Effect of Shear Stress, Corrosion Behavior, and Microstructural Analysis of Al7075-B₄C-TiO₂ Hybrid Metal Matrix Composite Fabricated by Electro-magnetic Stir Casting
Abstract
The present work delves into how the phenomena of shear stress and corrosion affect the structure of a hybrid metal matrix composite (HMMC) fabricated from the Al-7075 alloy strengthened with titanium dioxide (TiO2) and boron carbide (B4C) particles. To achieve better homogeneity and distribution of the reinforcements in the matrix, the electromagnetic stir casting method was employed to manufacture the composite.
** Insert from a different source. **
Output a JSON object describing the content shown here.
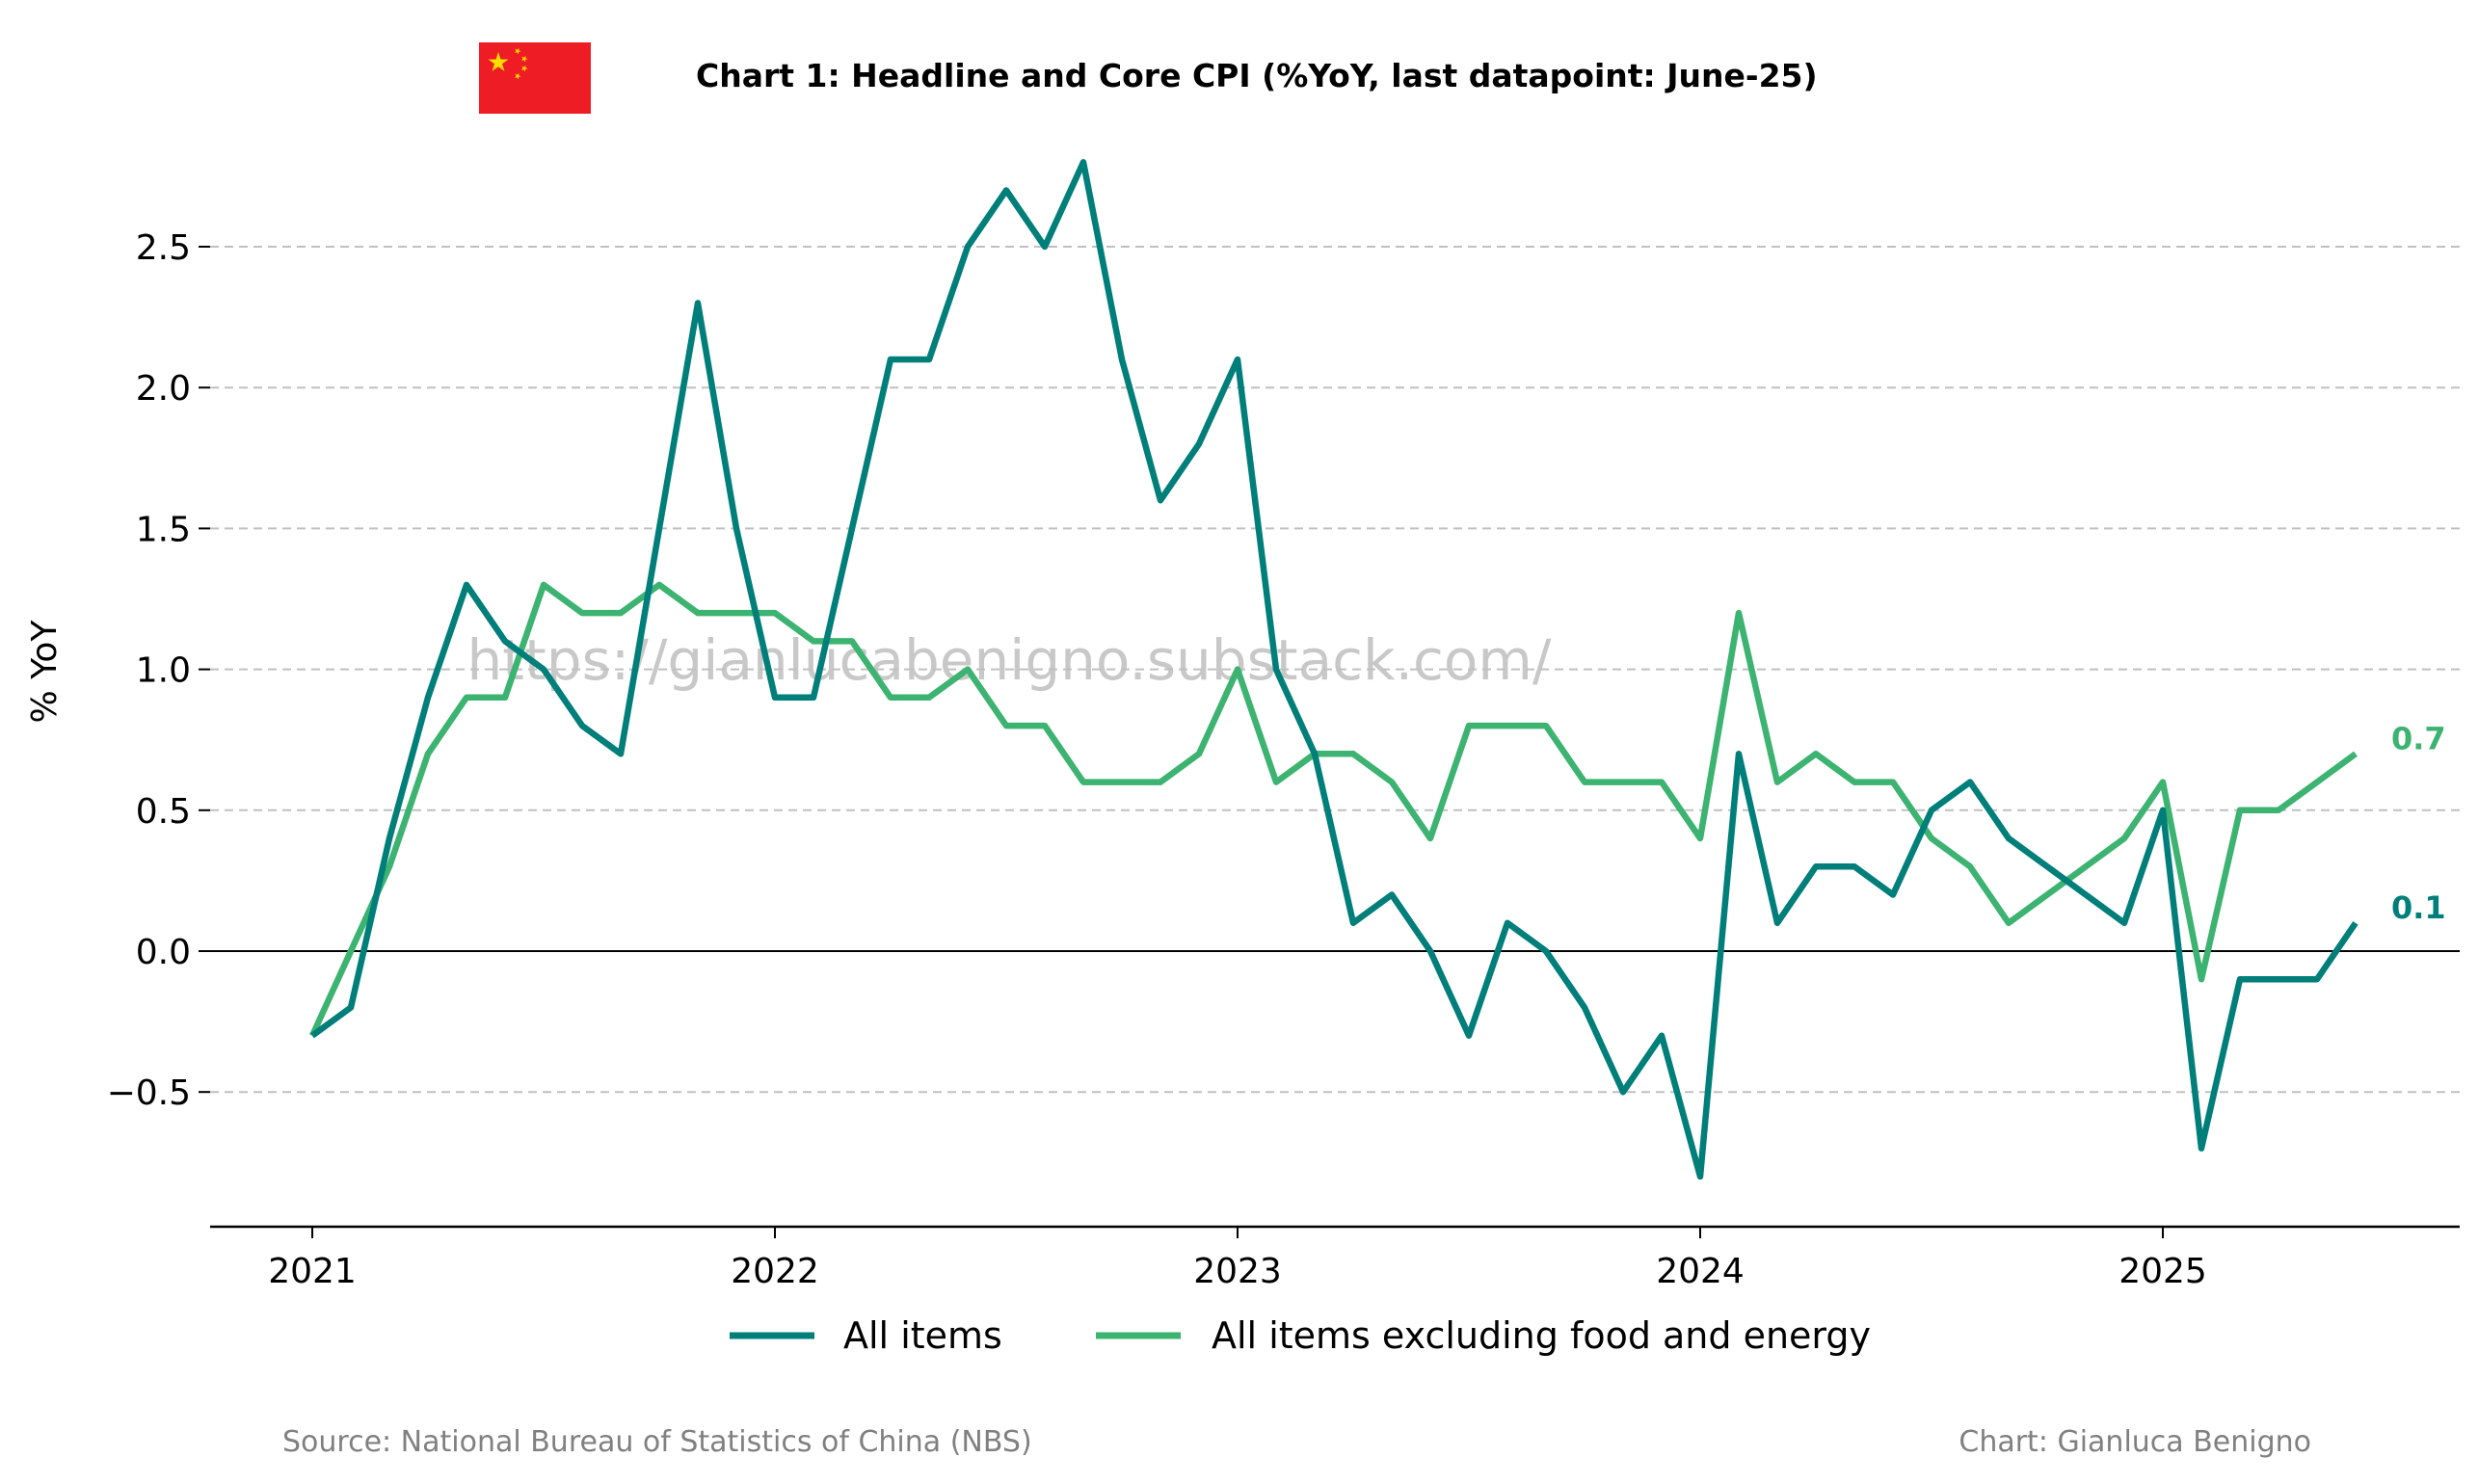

The plasticity and failure mechanisms of the composite are characterized by testing specimens subjected to different shear stress conditions. On the other hand, corrosion activity in 3.5% NaCl solution was analyzed to investigate how catalysts affect the electrochemical stability of the alloy. Due to increased bonding and microstructural modification, shear strength is significantly increased due to the synergistic effect of B₄C and TiO₂. Nevertheless, the synergy of the two reinforcement types led to a complex response of corrosion resistance, with TiO2 affecting the general corrosion rate while B₄C facilitating the formation of the passive layer. The results demonstrate the importance of controlling mechanical stress and corrosion resistance, which also provides valuable information for applications in the aerospace, marine and aviation industries.